All great fun – many thanks!

Tim / Encota

## Steve Tregidgo said

I was sorely tempted to go the spreadsheet route but plumped for pencil and paper, which I found satisfying. I set up a table just like yours, but with an extra row above the top one to make it easier to look up letters from numbers (which would prove useful near the end when back-filling some entries based on the emerging message, which in turn gave more letter values). But I just crossed out invalid items — I hadn’t thought to record an invalidating clue! That’s a great idea and will definitely help in future when I want to reassess my logic. (I did write one more list, the letter/number pairs in order of discovery, which allowed me the option of partially resetting to a more certain point in the solve — but it wouldn’t have let me restore my table.)
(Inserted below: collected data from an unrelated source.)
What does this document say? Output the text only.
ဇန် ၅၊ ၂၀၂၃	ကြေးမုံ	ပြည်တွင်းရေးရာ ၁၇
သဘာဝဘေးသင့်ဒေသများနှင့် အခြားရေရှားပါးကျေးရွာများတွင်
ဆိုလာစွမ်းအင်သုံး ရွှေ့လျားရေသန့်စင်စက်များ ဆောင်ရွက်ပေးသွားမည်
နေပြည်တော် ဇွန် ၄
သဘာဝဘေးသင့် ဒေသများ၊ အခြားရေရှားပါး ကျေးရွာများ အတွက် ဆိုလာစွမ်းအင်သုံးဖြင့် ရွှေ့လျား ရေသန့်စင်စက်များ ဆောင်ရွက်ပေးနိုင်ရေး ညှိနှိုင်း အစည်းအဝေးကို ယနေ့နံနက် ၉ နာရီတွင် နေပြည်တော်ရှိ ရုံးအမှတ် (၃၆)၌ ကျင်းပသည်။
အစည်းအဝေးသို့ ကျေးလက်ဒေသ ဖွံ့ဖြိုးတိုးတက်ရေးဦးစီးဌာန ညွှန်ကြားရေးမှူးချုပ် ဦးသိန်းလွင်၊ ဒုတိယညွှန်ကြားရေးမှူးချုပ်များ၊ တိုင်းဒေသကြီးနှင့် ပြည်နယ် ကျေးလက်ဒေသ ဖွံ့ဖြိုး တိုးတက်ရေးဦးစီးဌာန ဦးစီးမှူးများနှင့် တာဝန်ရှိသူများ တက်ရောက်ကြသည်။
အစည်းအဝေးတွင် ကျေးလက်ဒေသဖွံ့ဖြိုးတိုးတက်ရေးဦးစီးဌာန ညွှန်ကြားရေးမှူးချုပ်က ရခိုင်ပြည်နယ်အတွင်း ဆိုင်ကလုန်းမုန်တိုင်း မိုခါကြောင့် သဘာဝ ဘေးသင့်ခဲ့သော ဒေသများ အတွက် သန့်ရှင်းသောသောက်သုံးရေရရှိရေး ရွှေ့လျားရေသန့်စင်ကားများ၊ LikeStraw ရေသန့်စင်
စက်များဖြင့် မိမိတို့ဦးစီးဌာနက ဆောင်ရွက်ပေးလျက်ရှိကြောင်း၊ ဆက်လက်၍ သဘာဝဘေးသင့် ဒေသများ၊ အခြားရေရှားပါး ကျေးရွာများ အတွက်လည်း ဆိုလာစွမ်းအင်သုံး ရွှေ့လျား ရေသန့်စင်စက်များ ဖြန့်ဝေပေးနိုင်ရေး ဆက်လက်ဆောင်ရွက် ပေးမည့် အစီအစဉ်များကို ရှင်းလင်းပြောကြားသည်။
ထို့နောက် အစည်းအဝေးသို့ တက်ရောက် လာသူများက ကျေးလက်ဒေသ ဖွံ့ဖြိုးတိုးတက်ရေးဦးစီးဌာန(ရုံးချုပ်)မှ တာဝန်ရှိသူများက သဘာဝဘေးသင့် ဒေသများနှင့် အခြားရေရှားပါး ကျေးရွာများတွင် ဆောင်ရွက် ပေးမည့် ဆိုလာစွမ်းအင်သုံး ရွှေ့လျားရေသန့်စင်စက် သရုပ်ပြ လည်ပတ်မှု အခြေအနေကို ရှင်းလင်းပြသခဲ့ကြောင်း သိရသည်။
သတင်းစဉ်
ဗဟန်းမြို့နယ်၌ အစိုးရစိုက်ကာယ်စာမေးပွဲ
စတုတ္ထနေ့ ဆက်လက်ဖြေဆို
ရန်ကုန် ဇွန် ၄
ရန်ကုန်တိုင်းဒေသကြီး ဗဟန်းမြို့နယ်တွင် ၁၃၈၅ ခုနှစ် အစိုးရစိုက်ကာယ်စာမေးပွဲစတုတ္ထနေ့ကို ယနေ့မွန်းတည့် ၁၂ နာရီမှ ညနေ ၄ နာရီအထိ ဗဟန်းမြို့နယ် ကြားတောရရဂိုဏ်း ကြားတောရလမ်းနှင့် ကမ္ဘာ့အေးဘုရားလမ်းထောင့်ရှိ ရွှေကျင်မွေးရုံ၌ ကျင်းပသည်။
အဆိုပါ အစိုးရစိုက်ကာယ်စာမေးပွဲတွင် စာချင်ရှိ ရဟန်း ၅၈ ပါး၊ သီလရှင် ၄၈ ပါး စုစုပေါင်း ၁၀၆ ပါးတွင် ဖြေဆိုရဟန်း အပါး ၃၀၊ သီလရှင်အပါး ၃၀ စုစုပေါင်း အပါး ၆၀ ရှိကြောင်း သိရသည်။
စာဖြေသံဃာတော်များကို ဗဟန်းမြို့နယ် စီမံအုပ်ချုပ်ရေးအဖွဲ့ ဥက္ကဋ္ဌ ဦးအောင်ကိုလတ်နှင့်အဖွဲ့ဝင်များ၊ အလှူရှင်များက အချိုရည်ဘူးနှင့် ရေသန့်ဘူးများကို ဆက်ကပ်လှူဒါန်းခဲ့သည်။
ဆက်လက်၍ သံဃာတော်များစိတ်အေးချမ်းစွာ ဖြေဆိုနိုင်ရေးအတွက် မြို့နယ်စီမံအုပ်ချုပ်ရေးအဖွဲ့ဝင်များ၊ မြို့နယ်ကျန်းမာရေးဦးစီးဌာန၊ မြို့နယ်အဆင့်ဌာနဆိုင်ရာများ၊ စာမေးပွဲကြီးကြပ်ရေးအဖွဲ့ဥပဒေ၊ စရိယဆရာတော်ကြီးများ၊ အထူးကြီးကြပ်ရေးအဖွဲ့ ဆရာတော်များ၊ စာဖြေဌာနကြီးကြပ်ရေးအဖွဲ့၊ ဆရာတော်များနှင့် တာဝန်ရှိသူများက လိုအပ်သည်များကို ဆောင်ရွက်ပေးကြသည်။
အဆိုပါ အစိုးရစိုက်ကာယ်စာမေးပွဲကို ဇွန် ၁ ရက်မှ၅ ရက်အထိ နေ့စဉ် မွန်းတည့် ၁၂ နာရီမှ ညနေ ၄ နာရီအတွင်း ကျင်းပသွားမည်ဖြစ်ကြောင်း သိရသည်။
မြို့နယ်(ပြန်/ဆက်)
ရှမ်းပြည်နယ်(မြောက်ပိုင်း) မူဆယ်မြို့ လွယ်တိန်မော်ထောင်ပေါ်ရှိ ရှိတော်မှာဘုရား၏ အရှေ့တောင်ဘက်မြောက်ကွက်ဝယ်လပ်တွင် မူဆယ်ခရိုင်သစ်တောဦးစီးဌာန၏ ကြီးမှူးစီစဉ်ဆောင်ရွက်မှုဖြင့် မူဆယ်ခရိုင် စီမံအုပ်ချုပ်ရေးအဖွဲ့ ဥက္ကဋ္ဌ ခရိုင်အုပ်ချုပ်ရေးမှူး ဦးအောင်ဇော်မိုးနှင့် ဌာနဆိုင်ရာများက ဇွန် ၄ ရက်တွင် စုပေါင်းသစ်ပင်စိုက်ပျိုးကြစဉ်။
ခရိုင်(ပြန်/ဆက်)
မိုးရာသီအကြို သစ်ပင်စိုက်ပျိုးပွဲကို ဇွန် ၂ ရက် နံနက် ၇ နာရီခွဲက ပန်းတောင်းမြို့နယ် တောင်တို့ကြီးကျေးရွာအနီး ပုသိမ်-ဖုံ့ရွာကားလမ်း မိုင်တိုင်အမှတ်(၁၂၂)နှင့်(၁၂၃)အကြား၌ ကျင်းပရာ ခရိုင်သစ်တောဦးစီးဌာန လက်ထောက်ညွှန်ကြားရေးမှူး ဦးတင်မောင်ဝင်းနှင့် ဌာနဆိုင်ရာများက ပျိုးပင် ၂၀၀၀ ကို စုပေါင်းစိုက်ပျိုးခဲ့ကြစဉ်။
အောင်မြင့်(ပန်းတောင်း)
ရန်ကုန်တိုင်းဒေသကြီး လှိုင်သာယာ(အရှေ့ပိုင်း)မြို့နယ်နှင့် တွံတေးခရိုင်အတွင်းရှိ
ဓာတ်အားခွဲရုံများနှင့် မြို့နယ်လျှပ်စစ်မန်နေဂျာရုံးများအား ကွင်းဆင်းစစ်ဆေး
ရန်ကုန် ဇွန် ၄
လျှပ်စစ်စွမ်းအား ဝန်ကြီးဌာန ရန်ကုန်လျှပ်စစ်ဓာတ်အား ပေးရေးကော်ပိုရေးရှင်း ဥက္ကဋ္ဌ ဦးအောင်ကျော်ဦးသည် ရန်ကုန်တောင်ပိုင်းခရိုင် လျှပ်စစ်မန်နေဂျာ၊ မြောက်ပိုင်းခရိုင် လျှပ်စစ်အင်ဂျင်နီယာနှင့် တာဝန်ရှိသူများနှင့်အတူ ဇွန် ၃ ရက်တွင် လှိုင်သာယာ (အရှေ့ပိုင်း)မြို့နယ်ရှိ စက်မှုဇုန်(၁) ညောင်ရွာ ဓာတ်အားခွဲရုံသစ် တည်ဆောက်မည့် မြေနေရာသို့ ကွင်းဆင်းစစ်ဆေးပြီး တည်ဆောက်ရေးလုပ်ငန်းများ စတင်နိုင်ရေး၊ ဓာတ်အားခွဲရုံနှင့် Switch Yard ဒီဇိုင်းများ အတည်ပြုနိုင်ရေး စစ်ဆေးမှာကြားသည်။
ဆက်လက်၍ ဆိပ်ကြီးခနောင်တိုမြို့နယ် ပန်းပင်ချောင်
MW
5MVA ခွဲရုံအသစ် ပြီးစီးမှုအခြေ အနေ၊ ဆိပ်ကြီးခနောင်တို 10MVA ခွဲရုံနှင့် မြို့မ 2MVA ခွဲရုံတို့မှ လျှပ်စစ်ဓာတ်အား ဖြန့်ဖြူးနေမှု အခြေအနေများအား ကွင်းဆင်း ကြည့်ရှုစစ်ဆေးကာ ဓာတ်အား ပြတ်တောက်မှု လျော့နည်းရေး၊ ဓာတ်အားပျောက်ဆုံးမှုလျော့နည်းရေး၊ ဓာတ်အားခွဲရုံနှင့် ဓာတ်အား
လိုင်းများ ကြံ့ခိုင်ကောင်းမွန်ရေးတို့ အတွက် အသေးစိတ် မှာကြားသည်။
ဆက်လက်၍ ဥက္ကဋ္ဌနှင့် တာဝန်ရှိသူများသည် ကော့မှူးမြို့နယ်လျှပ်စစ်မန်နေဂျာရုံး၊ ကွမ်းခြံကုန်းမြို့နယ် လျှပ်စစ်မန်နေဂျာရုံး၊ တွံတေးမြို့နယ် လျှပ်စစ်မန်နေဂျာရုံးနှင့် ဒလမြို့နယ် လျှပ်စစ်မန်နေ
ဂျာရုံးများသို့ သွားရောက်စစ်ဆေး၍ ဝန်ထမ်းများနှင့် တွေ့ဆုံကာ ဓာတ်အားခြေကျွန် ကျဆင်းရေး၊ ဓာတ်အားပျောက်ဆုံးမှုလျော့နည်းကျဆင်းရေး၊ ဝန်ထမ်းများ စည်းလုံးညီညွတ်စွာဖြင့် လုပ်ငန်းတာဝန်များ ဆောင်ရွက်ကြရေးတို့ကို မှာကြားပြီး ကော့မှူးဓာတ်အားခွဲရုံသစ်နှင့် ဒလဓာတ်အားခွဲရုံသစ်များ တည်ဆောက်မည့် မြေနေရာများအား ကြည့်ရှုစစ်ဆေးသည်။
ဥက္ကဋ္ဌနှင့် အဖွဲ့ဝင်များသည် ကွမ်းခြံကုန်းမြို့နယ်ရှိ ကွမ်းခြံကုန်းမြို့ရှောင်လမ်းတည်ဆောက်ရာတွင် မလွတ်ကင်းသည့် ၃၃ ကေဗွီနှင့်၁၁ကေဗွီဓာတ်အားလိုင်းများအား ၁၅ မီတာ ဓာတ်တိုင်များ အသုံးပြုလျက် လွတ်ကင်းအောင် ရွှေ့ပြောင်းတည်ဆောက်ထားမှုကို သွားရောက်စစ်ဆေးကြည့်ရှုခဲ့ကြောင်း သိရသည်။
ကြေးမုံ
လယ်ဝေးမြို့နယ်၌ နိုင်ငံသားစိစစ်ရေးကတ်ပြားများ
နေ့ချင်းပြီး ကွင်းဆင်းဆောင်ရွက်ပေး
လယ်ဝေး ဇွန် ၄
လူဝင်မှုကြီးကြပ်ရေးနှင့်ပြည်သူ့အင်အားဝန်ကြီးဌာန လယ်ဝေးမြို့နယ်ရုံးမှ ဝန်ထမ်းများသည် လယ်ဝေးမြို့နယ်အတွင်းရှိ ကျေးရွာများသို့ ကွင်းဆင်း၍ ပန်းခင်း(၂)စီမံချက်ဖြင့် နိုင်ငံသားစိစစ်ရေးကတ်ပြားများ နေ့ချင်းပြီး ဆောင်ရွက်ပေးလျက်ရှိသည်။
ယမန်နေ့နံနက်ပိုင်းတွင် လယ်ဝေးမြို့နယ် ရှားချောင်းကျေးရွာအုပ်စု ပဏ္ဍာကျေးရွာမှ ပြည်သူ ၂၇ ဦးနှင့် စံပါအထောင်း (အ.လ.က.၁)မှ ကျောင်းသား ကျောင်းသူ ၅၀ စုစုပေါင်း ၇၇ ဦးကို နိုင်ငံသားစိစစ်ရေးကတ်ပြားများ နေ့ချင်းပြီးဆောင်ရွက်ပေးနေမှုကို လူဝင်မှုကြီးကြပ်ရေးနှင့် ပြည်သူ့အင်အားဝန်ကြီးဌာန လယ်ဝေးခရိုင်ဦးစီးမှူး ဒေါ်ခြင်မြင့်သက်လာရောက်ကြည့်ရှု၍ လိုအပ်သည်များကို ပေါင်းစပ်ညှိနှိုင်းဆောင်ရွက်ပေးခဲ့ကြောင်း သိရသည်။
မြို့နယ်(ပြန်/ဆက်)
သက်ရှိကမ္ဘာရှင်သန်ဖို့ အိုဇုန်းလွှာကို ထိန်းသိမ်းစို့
The other thing I was tempted to do (as I am every time a numeric of this sort comes up) is write a more generic solver — not to cheat with of course, but as a fun exercise. For example, I might set up a Python script (or a spreadsheet for instant-ish responsiveness?) which includes all the expressions and lengths, and can highlight when I’ve got letter values which can’t work. The next step from there would likely be to pick out expressions which have only one or two unknowns, and try all the permutations to see what can be filtered out (which is something I often do by hand to whittle down the possibilities). Next would be telling the script how entries interact (that this entry crosses that entry — harder in the case of the entries here!), and finally I’d want to replace the letters with pseudo-numbers that exist in a sort of virtual superposition of possible values. By this point I’d have a fairly complex constraint solver so I imagine the effort involve would far surpass that of solving by hand — but as I said, it would be a fun exercise…